Hosea 5.15 – 6.6; Psalm 50.7-15; Romans 4.13-end; Matthew 9.9-13, 18-26
HERE is a command from Jesus which I have never actively tried to fulfil: “Go and learn what this means, ‘I desire mercy, not sacrifice.’ For I have come to call not the righteous but sinners.” I probably assumed — given that it was a command aimed at some Pharisees — that it was not meant for those who are following Jesus.
But Jesus is quoting scripture to those Pharisees, and, being scripture, it must be as applicable to all of us today as it was to them then. In Hosea 6.6, God expresses frustration with his people, whom he longs to vindicate, but cannot. There is a possibility that the force of the Hebrew is “mercy, not just sacrifice”, “knowledge of God, not just burnt offerings”. But Andrew Macintosh, in his commentary, says no to that, and I do not have “more understanding than my teachers” (Psalm 119.99). As he notes, Matthew records Jesus quoting this prophecy a second time, in the context of a different interaction with the Pharisees (12.7). The fact of that repetition highlights the significance of Hosea’s words for Jesus.

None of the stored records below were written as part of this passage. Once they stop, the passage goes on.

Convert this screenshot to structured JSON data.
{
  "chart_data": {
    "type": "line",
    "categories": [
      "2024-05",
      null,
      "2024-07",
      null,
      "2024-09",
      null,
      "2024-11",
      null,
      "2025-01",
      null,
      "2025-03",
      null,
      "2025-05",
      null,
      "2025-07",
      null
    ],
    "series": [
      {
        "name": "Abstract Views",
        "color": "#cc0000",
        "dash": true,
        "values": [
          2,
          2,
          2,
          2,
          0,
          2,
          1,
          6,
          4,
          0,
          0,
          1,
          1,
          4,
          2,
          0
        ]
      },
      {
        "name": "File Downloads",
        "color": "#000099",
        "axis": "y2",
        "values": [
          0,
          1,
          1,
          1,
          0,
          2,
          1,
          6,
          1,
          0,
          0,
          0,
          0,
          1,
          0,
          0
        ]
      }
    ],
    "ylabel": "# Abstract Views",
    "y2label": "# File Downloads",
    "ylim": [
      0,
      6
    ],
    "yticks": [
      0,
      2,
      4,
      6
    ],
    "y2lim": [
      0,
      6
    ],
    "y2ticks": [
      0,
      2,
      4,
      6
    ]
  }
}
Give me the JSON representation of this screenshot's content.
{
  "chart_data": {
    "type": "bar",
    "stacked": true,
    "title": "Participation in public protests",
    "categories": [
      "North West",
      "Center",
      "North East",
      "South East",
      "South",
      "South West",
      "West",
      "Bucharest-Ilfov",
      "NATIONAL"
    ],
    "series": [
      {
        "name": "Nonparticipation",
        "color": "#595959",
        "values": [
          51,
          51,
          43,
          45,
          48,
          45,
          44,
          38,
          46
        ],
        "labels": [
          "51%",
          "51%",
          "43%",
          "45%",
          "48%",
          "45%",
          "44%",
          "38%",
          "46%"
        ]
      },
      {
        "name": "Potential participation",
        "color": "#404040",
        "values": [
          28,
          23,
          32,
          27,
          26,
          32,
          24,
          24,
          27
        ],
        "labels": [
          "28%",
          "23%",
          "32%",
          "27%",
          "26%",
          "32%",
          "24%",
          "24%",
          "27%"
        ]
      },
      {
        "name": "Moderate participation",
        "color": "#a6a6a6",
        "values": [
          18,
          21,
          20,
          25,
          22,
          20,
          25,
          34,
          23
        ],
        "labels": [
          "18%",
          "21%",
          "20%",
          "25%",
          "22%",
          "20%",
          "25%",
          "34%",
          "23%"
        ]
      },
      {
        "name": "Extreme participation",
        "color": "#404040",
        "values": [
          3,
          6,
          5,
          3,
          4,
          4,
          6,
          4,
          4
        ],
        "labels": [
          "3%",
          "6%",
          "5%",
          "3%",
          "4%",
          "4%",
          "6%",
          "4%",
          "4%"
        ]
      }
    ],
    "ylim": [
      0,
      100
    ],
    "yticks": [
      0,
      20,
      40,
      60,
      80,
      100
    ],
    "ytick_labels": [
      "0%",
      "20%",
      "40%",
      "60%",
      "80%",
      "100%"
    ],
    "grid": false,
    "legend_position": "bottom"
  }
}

So, Jesus takes Hosea’s prophetic utterance as a call to sinners rather than righteous people (9.13), and as a message about guilt and innocence under the Law. His use of scripture is flexible and imaginative: establish the principle, then apply it — either where clear commands are known but are uncompassionate, or where negative judgement is applied inappropriately. One commentary on Matthew 9.13 adds another intriguing factor into the mix, by identifying the phrase “Go and learn” as a “rabbinic expression”. Perhaps Jesus is reminding the Pharisees of their own avowed principles, which their attitude here is at odds with.
Back to the command: “Go and learn what this means.” It tells us that Jesus knew the prophecy of Hosea, though he quotes him less often than Isaiah. Although Jesus could write (John 8.8), he would probably have learned the words of holy texts by listening to them. Lacking the resources of commentaries, or the internet, he relied instead on a retentive memory. Is he interested in what the meaning was for Hosea, when he uttered those words seven centuries earlier? Unlikely. After all, Hosea is as distant from Jesus’s time as the Black Death is from ours. In any case, the idea that what a text “really” means should be established by historical analysis and research is alien to the world in which Christianity arose.
These words of Hosea were preceded by a warning: “I have hewn them by the prophets, I have killed them by the words of my mouth, and my judgement goes forth as the light.” We are being reminded that God’s word is powerful. Even when such a “word” has been separated from its context, as here, it can take on a new life of its own.
Hosea’s prophetic “word” about “mercy, not sacrifice” denounces the self-indulgent dissipation that often attended cultic sacrifices. This contrast — between temperate ethics and dissolute cult — is found in early Christianity, too, for Ambrose of Milan warned Augustine’s mother about such dangers. Perhaps there is always a risk, at the extremes of religious practice: ultra-control on the one hand (radical Puritanism), and dangerous licence on the other (cults and movements led by charismatic individuals: too numerous to mention).
Matthew 9.13, as a teaching from Jesus, suggests that compassion should come before strict adherence to the Law. But what if our understanding of Jesus’s compassion has been given a new emphasis by the three forgiveness parables of Luke 15? Their emphasis may not be the same as in Matthew 9.13. On the next occasion, Matthew’s Jesus quotes Hosea 6.6 to defend his disciples against the charge of breaking the law. But here, God’s desire for “mercy”, and rejection of “sacrifice”, are warning against outer observances which have no corresponding inner disposition.
Yet still I hesitate to take Matthew 9.13 in this way. The contrast, “outward observance: bad” versus “inner disposition: good”, is too often inaccurately presented as a basic difference between Christianity and Judaism. Jewish people in scripture and history are just as sensitive to that contrast between inner religious disposition and outer religious practice as the Christians who came after them. And Christians, then and now, are as capable as any New Testament Judaean, or modern Jew, of practising the one while neglecting the other. Jesus’s command is for us, too.